Now, I know I’ve mentioned a couple of recipes here lately, but the fact is that I’d rather do just about anything—taxes, root canal, bikini wax—other than be in the kitchen. I have a very short attention span when it comes to cooking, and if faced with any insurmountable obstacle, such as how to peel a vegetable, I can easily be persuaded to bag it and eat soup out of a can. I don’t need a YouTube video to operate the can opener.

The other reason I don’t like to cook is that I have such bad luck with knives that I’m basically a danger to myself in the kitchen. I especially have bad luck with The Really Sharp Knife that was clearly required to pierce a butternut.
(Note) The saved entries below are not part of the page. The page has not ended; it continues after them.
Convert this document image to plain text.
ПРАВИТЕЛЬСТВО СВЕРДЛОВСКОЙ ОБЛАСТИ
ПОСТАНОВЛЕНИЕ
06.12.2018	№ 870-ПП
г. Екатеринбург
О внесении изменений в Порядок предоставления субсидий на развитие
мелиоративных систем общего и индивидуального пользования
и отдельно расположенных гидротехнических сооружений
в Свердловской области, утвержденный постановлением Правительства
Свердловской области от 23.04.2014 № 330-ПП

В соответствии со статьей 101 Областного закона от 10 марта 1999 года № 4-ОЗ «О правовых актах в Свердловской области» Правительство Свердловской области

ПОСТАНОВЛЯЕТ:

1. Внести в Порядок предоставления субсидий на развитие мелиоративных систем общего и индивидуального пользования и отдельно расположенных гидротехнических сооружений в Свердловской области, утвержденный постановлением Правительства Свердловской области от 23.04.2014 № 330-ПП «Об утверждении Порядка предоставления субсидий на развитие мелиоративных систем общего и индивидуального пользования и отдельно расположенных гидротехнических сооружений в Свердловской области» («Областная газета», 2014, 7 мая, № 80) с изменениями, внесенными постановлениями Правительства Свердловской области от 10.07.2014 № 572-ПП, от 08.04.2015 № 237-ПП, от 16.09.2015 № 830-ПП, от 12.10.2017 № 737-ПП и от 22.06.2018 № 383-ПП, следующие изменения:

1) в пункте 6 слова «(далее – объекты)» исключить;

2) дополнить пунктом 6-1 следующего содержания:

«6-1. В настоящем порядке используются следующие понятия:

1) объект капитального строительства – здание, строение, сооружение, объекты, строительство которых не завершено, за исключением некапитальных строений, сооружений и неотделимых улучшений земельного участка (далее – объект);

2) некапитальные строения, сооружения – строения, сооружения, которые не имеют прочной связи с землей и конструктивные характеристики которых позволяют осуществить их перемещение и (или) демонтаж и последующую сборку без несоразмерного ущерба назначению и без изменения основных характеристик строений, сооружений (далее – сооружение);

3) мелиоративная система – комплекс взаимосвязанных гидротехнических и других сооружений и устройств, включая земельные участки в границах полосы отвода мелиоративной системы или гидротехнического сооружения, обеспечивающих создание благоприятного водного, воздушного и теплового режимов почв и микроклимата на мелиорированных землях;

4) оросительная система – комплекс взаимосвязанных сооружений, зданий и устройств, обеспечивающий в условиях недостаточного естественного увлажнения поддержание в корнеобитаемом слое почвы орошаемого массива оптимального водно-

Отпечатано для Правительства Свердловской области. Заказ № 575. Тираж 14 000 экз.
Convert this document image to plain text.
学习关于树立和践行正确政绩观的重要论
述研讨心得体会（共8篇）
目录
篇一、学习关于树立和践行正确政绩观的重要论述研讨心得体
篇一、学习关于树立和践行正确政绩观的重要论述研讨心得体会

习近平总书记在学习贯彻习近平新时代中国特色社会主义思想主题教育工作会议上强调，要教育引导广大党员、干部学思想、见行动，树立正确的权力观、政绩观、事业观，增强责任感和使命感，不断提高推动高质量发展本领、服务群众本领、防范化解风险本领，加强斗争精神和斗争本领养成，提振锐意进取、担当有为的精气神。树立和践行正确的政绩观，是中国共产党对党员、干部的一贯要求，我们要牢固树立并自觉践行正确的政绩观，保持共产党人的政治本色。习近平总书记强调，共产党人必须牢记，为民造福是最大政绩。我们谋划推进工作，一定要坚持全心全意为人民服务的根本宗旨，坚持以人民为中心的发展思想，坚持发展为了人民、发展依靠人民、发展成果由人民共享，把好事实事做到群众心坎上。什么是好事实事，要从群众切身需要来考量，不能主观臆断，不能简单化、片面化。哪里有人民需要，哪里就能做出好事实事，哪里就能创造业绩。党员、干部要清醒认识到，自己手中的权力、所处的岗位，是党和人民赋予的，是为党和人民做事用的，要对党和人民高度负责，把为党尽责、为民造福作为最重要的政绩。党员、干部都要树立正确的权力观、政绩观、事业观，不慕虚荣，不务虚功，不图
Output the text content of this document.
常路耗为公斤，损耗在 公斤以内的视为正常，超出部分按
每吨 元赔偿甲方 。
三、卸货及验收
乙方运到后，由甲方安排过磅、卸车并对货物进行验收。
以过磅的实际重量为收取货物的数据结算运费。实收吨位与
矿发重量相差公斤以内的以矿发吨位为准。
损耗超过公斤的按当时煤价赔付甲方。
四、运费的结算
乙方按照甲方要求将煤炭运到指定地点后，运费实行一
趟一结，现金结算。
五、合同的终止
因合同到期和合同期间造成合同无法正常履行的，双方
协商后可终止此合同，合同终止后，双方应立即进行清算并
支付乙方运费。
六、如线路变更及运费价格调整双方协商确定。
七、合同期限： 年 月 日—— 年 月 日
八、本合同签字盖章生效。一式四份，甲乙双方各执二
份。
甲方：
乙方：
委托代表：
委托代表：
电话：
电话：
You know how in fantasy movies when the golden-haired hero beholds the wonder of the enchanted sword as forboding music swales in the background and the sword emits an evil glow? That’s pretty much how I regard The Really Sharp Knife: forboding music and evil glow. But then I’ve nearly sliced off the tip of my index finger with it (more than once) and needed stitches (also, more than once, although I refused to go to the ER for subsequent injuries because the needle for stitches emits its own forboding music and evil glow).

But the ax? I’m just fine with the ax. Because both of my fingers are way at the other end of the handle from the blade, and really all I need to worry about is chopping off a toe. And, since I’ve never chopped off a toe, it seems less painful than the known pain of slicing my finger yet again. Also, our ax is clearly very dull from lack of use. Fifteen years we’ve had that ax and the price tag is still on the head.

Anyway, if you were hoping to find real instructions about how to cut a butternut and you’ve followed this blog for any time at all, you should know better. And I invite you to browse YouTube.

If you’re wondering what I made with my butternut, I continued my obsession with Smitten Kitchen recipes and made this delicious butternut squash soup with croutons. It was so good that I shared half the vat with our neighbor. And I don’t usually distribute my cooking for public consumption. Really, you must make the croutons. In fact, just skip the butternut, the ax, and the soup and just make the croutons.